Sunday, November 27, 2011

Fall Running Fun and Unsolicited Health Advice

Running at this time of year can be challenging. Many runners have been racing frequently through the past 6 or 7 months and are just feeling tired and burnt out. Many are nursing injuries from months of intense training. Add cold weather, slippery trails, short daylight hours, hunters in the woods, and holiday and family obligations, and we can begin to see why so many of us have trouble keeping our weekly mileage up in the Fall.

I haven't raced since April. I have just had an entire month of very easy running followed by another month of gradual build up back to normal mileage following shoulder surgery. I'm still not working due to mobility and strength restrictions my surgeon has imposed on me. So here I am at a time of year when I am normally emotionally and physically worn out on running, feeling excited and energetic and raring to go! I am still not convinced I need to return to racing to fully enjoy my running and get the most out of it, but that might come. Either way, it's all good.
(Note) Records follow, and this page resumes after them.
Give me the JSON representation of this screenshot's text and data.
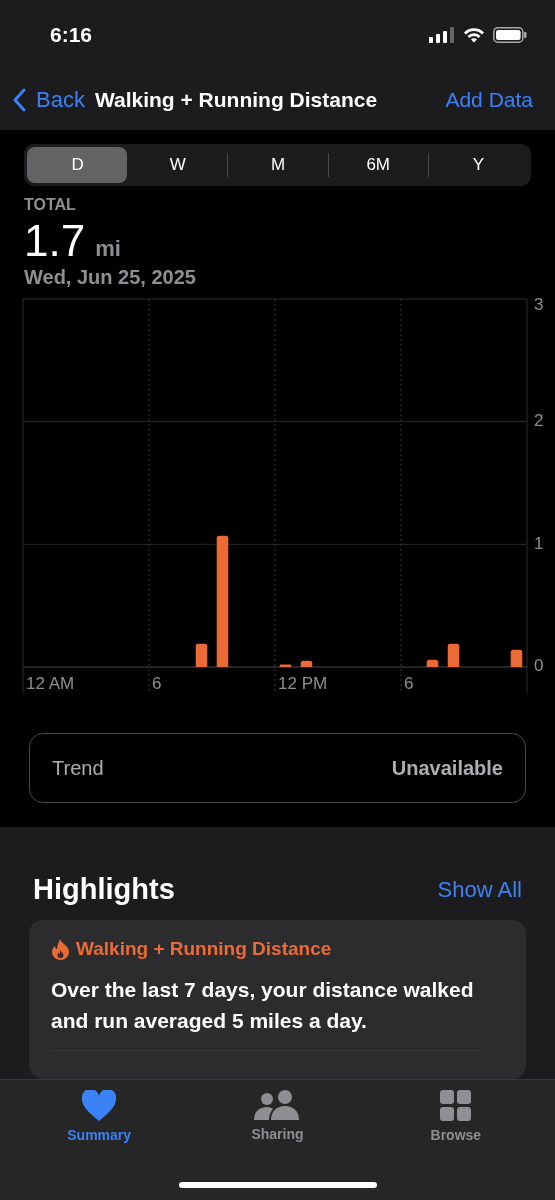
{
  "status_bar": {
    "time": "6:16"
  },
  "nav": {
    "back": "Back",
    "title": "Walking + Running Distance",
    "action": "Add Data"
  },
  "segments": [
    {
      "label": "D",
      "selected": true
    },
    {
      "label": "W",
      "selected": false
    },
    {
      "label": "M",
      "selected": false
    },
    {
      "label": "6M",
      "selected": false
    },
    {
      "label": "Y",
      "selected": false
    }
  ],
  "summary": {
    "label": "TOTAL",
    "value": "1.7",
    "unit": "mi",
    "date": "Wed, Jun 25, 2025"
  },
  "chart": {
    "x_axis_labels": [
      "12 AM",
      "6",
      "12 PM",
      "6"
    ],
    "chart_data": {
      "type": "bar",
      "series": [
        {
          "color": "#ec6a36",
          "values": [
            null,
            null,
            null,
            null,
            null,
            null,
            null,
            null,
            0.19,
            1.07,
            null,
            null,
            0.02,
            0.05,
            null,
            null,
            null,
            null,
            null,
            0.06,
            0.19,
            null,
            null,
            0.14
          ]
        }
      ],
      "ylim": [
        0,
        3
      ],
      "yticks": [
        0,
        1,
        2,
        3
      ]
    }
  },
  "trend": {
    "label": "Trend",
    "value": "Unavailable"
  },
  "highlights": {
    "title": "Highlights",
    "action": "Show All",
    "cards": [
      {
        "category": "Walking + Running Distance",
        "text": "Over the last 7 days, your distance walked and run averaged 5 miles a day."
      }
    ]
  },
  "tab_bar": [
    {
      "label": "Summary",
      "selected": true
    },
    {
      "label": "Sharing",
      "selected": false
    },
    {
      "label": "Browse",
      "selected": false
    }
  ]
}
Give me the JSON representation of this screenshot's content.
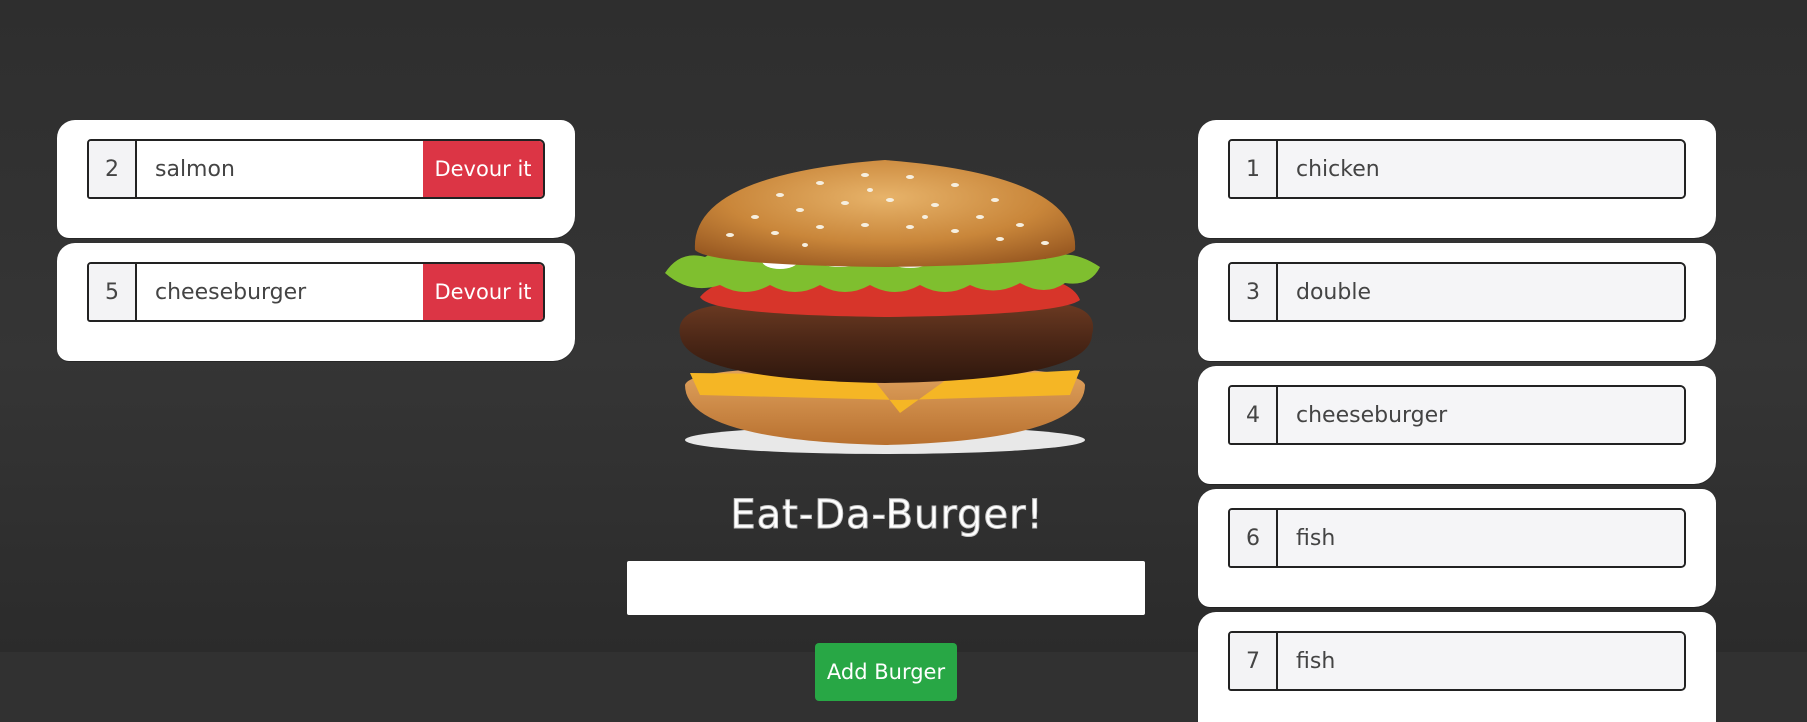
{
  "title": "Eat-Da-Burger!",
  "input": {
    "value": "",
    "placeholder": ""
  },
  "add_button": "Add Burger",
  "devour_label": "Devour it",
  "uneaten": [
    {
      "id": "2",
      "name": "salmon"
    },
    {
      "id": "5",
      "name": "cheeseburger"
    }
  ],
  "devoured": [
    {
      "id": "1",
      "name": "chicken"
    },
    {
      "id": "3",
      "name": "double"
    },
    {
      "id": "4",
      "name": "cheeseburger"
    },
    {
      "id": "6",
      "name": "fish"
    },
    {
      "id": "7",
      "name": "fish"
    }
  ],
  "colors": {
    "background": "#303030",
    "devour": "#dc3545",
    "add": "#28a745"
  }
}
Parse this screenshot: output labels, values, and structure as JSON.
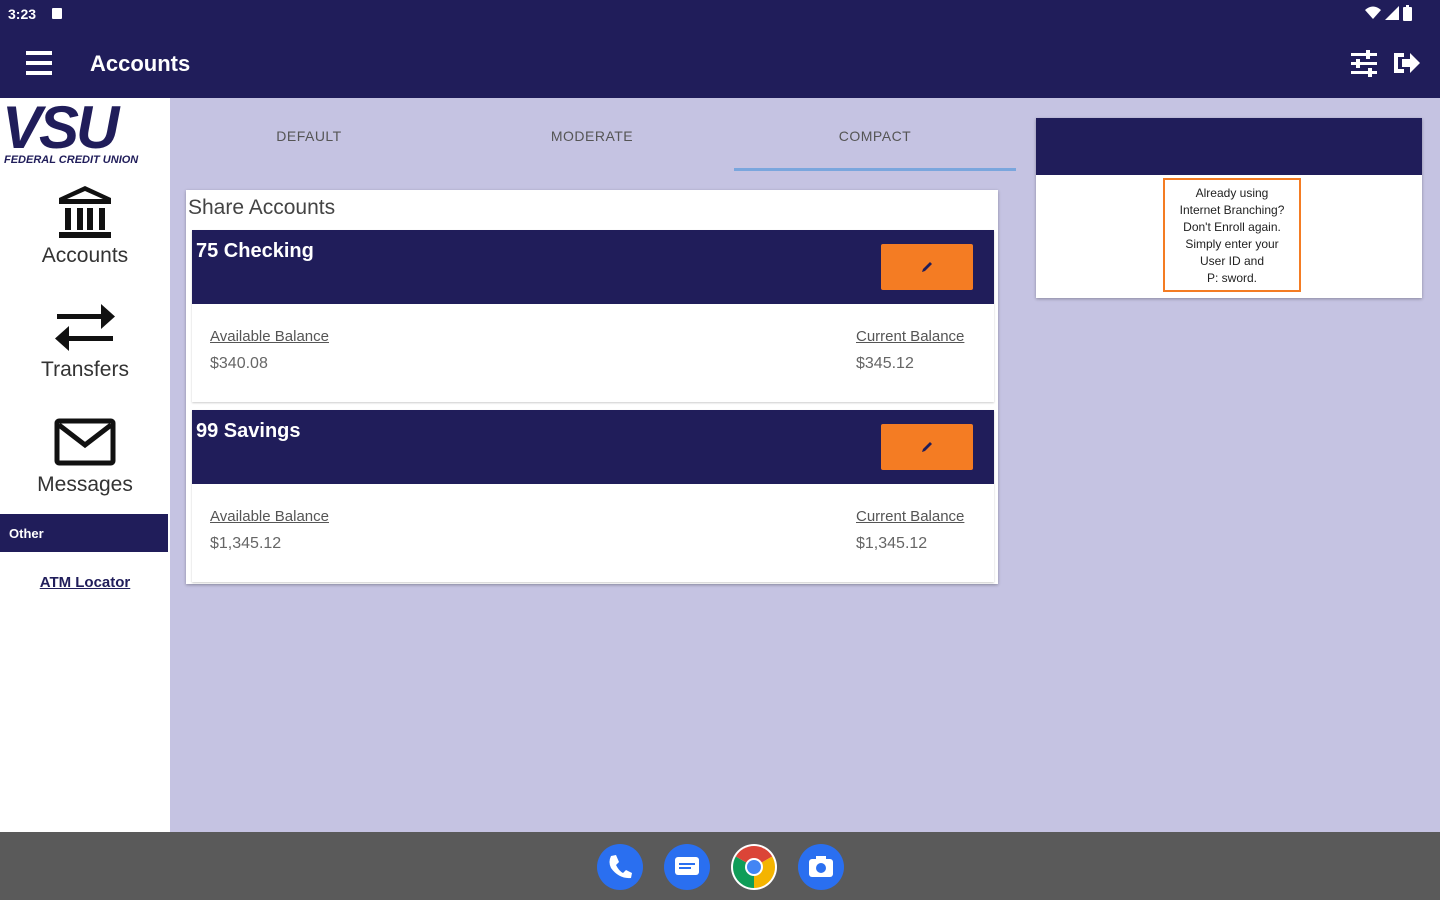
{
  "status_bar": {
    "time": "3:23"
  },
  "app_bar": {
    "title": "Accounts"
  },
  "sidebar": {
    "logo_text": "VSU",
    "logo_subtitle": "FEDERAL CREDIT UNION",
    "items": [
      {
        "label": "Accounts",
        "icon": "bank-icon"
      },
      {
        "label": "Transfers",
        "icon": "transfer-arrows-icon"
      },
      {
        "label": "Messages",
        "icon": "envelope-icon"
      }
    ],
    "other_header": "Other",
    "other_links": [
      {
        "label": "ATM Locator"
      }
    ]
  },
  "tabs": [
    {
      "label": "DEFAULT",
      "active": false
    },
    {
      "label": "MODERATE",
      "active": false
    },
    {
      "label": "COMPACT",
      "active": true
    }
  ],
  "accounts_panel": {
    "title": "Share Accounts",
    "accounts": [
      {
        "name": "75 Checking",
        "available_label": "Available Balance",
        "available_value": "$340.08",
        "current_label": "Current Balance",
        "current_value": "$345.12"
      },
      {
        "name": "99 Savings",
        "available_label": "Available Balance",
        "available_value": "$1,345.12",
        "current_label": "Current Balance",
        "current_value": "$1,345.12"
      }
    ]
  },
  "promo": {
    "lines": [
      "Already using",
      "Internet Branching?",
      "Don't Enroll again.",
      "Simply enter your",
      "User ID and",
      "P:   sword."
    ]
  },
  "colors": {
    "primary": "#201d5a",
    "accent": "#f47c23",
    "background": "#c5c3e2"
  },
  "dock": [
    "phone-icon",
    "messages-icon",
    "chrome-icon",
    "camera-icon"
  ]
}
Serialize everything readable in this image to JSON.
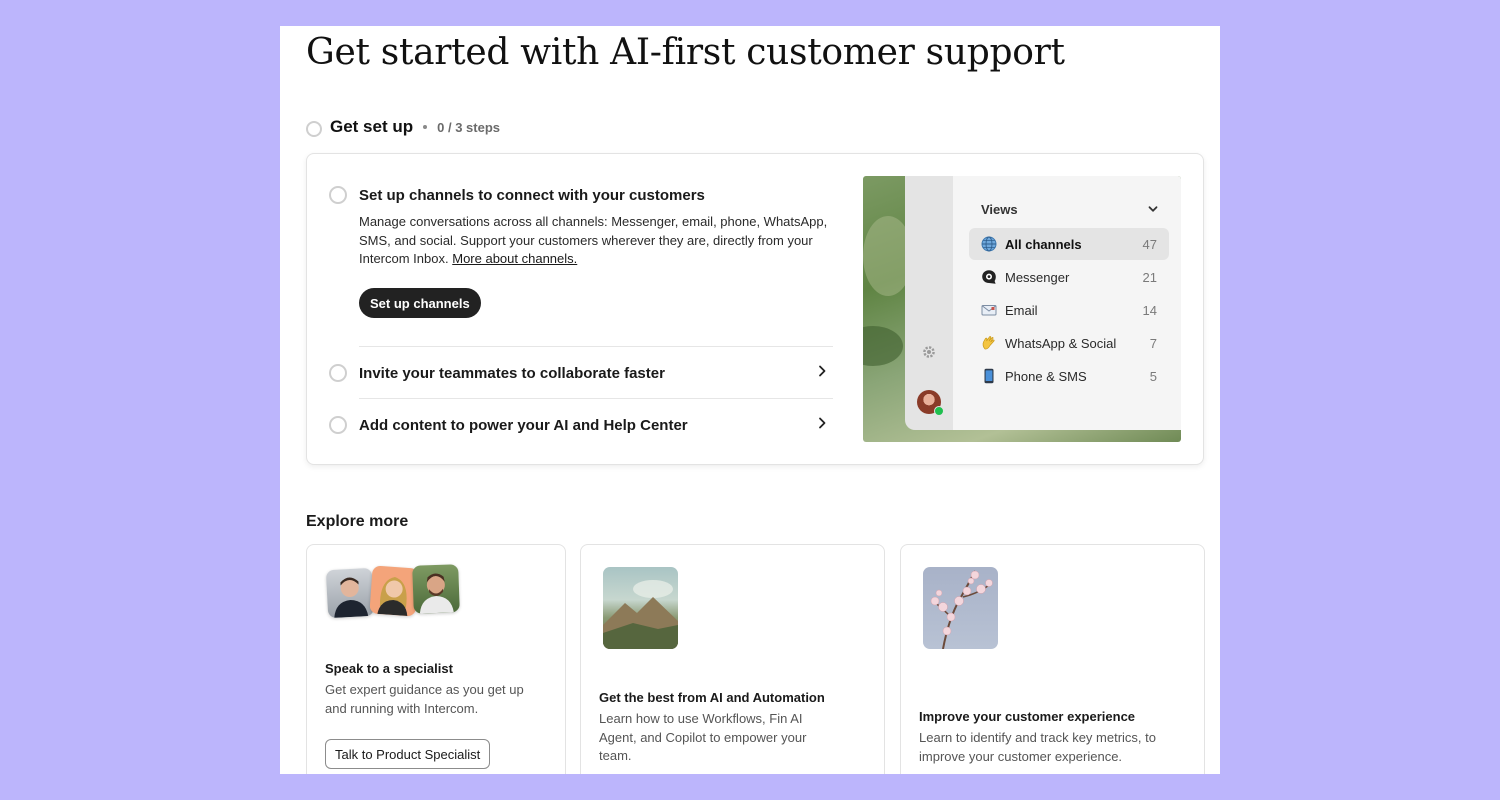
{
  "page": {
    "title": "Get started with AI-first customer support"
  },
  "setup": {
    "title": "Get set up",
    "progress": "0 / 3 steps",
    "steps": [
      {
        "title": "Set up channels to connect with your customers",
        "description": "Manage conversations across all channels: Messenger, email, phone, WhatsApp, SMS, and social. Support your customers wherever they are, directly from your Intercom Inbox.",
        "link_label": "More about channels.",
        "button_label": "Set up channels"
      },
      {
        "title": "Invite your teammates to collaborate faster"
      },
      {
        "title": "Add content to power your AI and Help Center"
      }
    ]
  },
  "preview": {
    "views_title": "Views",
    "items": [
      {
        "label": "All channels",
        "count": "47",
        "icon": "globe-icon"
      },
      {
        "label": "Messenger",
        "count": "21",
        "icon": "messenger-icon"
      },
      {
        "label": "Email",
        "count": "14",
        "icon": "envelope-icon"
      },
      {
        "label": "WhatsApp & Social",
        "count": "7",
        "icon": "waving-hand-icon"
      },
      {
        "label": "Phone & SMS",
        "count": "5",
        "icon": "mobile-phone-icon"
      }
    ]
  },
  "explore": {
    "title": "Explore more",
    "cards": [
      {
        "title": "Speak to a specialist",
        "description": "Get expert guidance as you get up and running with Intercom.",
        "button_label": "Talk to Product Specialist"
      },
      {
        "title": "Get the best from AI and Automation",
        "description": "Learn how to use Workflows, Fin AI Agent, and Copilot to empower your team."
      },
      {
        "title": "Improve your customer experience",
        "description": "Learn to identify and track key metrics, to improve your customer experience."
      }
    ]
  },
  "colors": {
    "background": "#bcb5fc",
    "primary_button": "#222222",
    "online_dot": "#1fbf4f"
  }
}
I have been spending a lot of time on the local Ossipee River trails, both in running shoes and on snow shoes. I have also been out exploring a new-to-me network of trails in Parsonsfield. This is the kind of running that originally lured me away from road racing and into the woods. Put me out on the trail alone (or with my dog) with a vague idea about where I am going and I find myself smiling and happy and at peace.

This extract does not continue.